A aprovação da reforma da previdência deve ser vista como algo positivo, a sociedade e os agentes econômicos comemoraram de forma efusiva, se adentrarmos numa discussão mais efetiva sobre o tema, devemos destacar que sua aprovação está mais relacionada aos esforços do poder legislativo do que ao empenho do Executivo, que ainda permanece muito frágil na composição e na articulação política, tendo grandes dificuldades para aprovar seus projetos, o que pode comprometer a governabilidade no médio prazo e enviar aos agentes econômicos uma péssima imagem do governo, comprometendo projetos importantes num futuro próximo. Os avanços desta reforma mostraram para a sociedade que estamos em condições de fazer uma discussão mais consistente sobre temas econômicos complexos, deixando de lado medidas salvacionistas e colocando discussões sérias na mesa de debate, convocando os grupos envolvidos e construindo consensos para a melhora dos indicadores econômicos.

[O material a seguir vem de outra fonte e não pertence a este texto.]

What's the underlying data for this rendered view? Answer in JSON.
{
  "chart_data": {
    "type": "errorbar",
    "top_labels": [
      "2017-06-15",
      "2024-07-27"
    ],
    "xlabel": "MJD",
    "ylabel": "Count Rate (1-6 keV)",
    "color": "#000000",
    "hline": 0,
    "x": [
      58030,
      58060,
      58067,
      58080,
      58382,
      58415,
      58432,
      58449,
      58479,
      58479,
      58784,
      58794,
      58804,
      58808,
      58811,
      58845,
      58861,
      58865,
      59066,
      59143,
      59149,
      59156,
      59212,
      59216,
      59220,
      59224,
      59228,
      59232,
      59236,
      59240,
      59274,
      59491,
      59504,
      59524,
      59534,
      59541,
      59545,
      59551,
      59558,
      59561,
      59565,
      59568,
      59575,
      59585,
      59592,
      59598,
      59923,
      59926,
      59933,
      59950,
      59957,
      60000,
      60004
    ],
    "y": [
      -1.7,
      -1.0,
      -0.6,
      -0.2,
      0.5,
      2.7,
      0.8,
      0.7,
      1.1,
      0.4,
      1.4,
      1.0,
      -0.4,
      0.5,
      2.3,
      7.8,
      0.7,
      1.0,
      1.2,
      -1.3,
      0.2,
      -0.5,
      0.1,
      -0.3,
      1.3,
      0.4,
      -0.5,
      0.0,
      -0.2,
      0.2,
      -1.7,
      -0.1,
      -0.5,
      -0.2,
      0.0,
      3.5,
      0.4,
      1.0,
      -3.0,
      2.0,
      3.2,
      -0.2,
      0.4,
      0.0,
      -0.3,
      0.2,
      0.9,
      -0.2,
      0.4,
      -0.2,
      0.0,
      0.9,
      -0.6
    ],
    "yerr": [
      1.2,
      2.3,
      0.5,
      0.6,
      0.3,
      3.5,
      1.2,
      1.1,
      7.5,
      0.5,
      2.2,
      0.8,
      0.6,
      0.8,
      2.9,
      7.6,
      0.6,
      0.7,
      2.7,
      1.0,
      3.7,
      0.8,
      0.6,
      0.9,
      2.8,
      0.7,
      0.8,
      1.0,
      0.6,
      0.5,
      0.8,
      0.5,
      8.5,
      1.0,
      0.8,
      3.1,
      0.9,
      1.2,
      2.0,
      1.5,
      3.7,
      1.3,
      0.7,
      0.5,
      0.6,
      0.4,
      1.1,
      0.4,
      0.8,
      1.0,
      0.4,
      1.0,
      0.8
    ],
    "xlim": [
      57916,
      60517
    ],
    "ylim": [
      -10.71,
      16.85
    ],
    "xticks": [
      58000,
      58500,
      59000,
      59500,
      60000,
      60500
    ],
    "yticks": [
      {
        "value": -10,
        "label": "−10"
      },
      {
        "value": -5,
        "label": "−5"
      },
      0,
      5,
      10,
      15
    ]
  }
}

Os grupos de esquerda atuam como atuaram no governo Fernando Henrique Cardoso (1995/2002), sendo implacáveis com as propostas trazidas pelo governante, se fossem propostas pelo presidente eram medidas neoliberais e que serviam apenas para beneficiar os banqueiros e os donos do dinheiro, prejudicando os trabalhadores e as classes menos abastadas. Mas para a alegria do governo Bolsonaro e seus apoiadores, neste momento as esquerdas não possuem o mesmo poder que já tiveram nos anos 90, com isso, o governo se mostra muito pouco eficiente e consegue bater cabeça todos os dias, sem articulação política e marcado por falas preconceituosas, postagens agressivas e comentários chulos e degradantes. As medidas liberais estão sendo propostas e sendo levadas a frente, alegrando os donos do dinheiro e gerando perspectivas incertas no futuro, neste momento, percebemos que a elite econômica brasileira deixou de lado valores mais civilizatórios para apoiar grupos políticos de direita que conseguissem entregar as reformas liberalizantes em curso. Na verdade, como dizia Nicolau Maquiavel, os fins justificam os meios.

Sem oposição organizada, os governistas conseguem, eles mesmos, dificultar a condução do governo, no meio ambiente encontramos medidas que aumentaram a devastação, os órgãos de pesquisas foram desacreditados pelo governo, as organizações não governamentais (ONGs) foram colocadas como responsáveis pelos nossos equívocos anteriores e vistas como inimigas e aproveitadoras. Com isso, mostramos ao mundo que não temos projeto algum para o meio ambiente, assim como para outras áreas, tais como a educação e os direitos humanos, estamos realmente numa nau sem rumo governada por lunáticos que se dizem conservadores nos costumes e liberais na economia.

Na Educação, percebemos um movimento preocupante, propostas oriundas do Ministério da Educação propõem que as faculdades privadas, elas mesmas se regulamentem, ou seja, o MEC deixa que as próprias faculdades criem instrumentos de regulação. Este movimento nos preocupa, se nossos indicadores estão defasados e as desigualdades crescem de forma acelerada, imaginem se, a partir de agora, as próprias instituições educacionais forem as responsáveis pelas regras e pelas regulações de seus mercados?

Um balanço do governo Bolsonaro me parece muito prematuro, muitas de suas políticas econômicas foram implementadas no governo anterior, de Michel Temer, e estão trazendo frutos no momento atual, dentre as propostas em curso, acreditamos que muitas delas são interessantes e só seriam implementadas por governos com perfis mais liberais, coisa não imaginada nos governos petistas, como as privatizações, concessões, redução do papel do Estado e desregulamentações. Neste balanço, o que mais me preocupa é que, quando os investidores apoiam e aplaudem com veemência, os resultados não demoram muito a chegar, num boom inicial de crescimento seguido por momentos de estagnação e crise econômica, onde reforçamos nossos mais tenebrosos estigmas de colônia dependente e periférica, que Deus tenha piedade deste país.